IF you want growth for your customers – and your own business – the place to start is by putting yourself in their shoes, says sales and service training consultant Diane Banister of Intelligent Dialogue.

She was invited to speak to partners at an Inspire seminar on how to boost lead generation. Right from the start, she stressed the value of understanding the world your clients inhabit.

“If we can understand what it’s like for the customer, what it’s like on a daily basis,” she said,“ if we can get out heads around that, it can help us put our offer together in a way that speaks their language.”

She gave an example of plant hire companies she works with, where she urges sales people to think about the plight of site managers having to juggle the unpredictable nature of staffing, machinery and the weather.
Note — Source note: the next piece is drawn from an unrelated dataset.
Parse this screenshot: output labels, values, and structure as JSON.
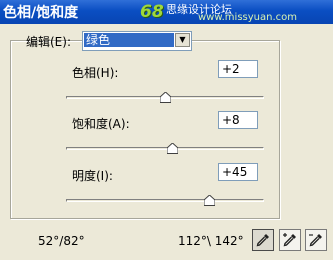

“Whereas buyers are processing requests from site; looking at price, they are probably not as focused on how well a piece of machinery can do a particular job. By stepping into their world and seeing it from their perspective, as salespeople, we start to get insights about what we can do to help them.”

By asking the partners to recognise the pressures, constraints and expectations their own customers were working under, she was able to help them visualise how they might be approached with a little more empathy. If a customer is aware you appreciate their situation, are there to help them achieve their goals and realise you can help their company grow, they are far more likely to want to work with you.

The key to this is to become a trusted advisor – a model developed to help accountants advise their clients. Trusted advisers are people who have three vital attributes – credibility, reliability and intimacy but most importantly they focus on the client not themselves.

“If you are highly credible, your clients will see you as having experience, honesty, a good track record and come highly recommended,” Diane said.

Doing what has been promised as the only way to be seen as being reliable. Diane explained: “We work with larger corporate clients, and they are talking about the say-do ratio. Do we talk a good game, or do we actually do what we say we are going to do?”

In a relationship with a new client, reliability may score quite low because they won’t have the experience of you making good on your promises, so it is even more key to deliver.

Intimacy is about how quickly you can build a rapport with the customer so that they feel comfortable opening up to you about their ambitions and problems. Diane said: “There’s a lot of things going on for a business owner, it can be quite a lonely life in some ways. So, to open up to somebody we have to have the ability to really engage them in a conversation about the things that matter. Intimacy is a strange term – we prefer to describe it as an intelligent dialogue.”

All of this can be qualified by our own self-orientation – how genuine we are in our interest. “If you are going into a meeting with something on your mind, or you have your own agenda you are trying to drive, that can lead to pushy behaviour, particularly in a sales situation,” said Diane.

She urged partners to score themselves out of ten on being credible, reliable and intimate and how self-orientated they are.

“If there is someone you are struggling to build a relationship with, either within an existing client or perhaps a prospect you are trying to develop, give yourself a score, one to ten, from a client’s point of view on each of these headings and start to think about what contributes to your score with that person and what you can do about it.”

“Then ask yourself honestly, am I driving my agenda or am I really listening to what’s going on in their business?”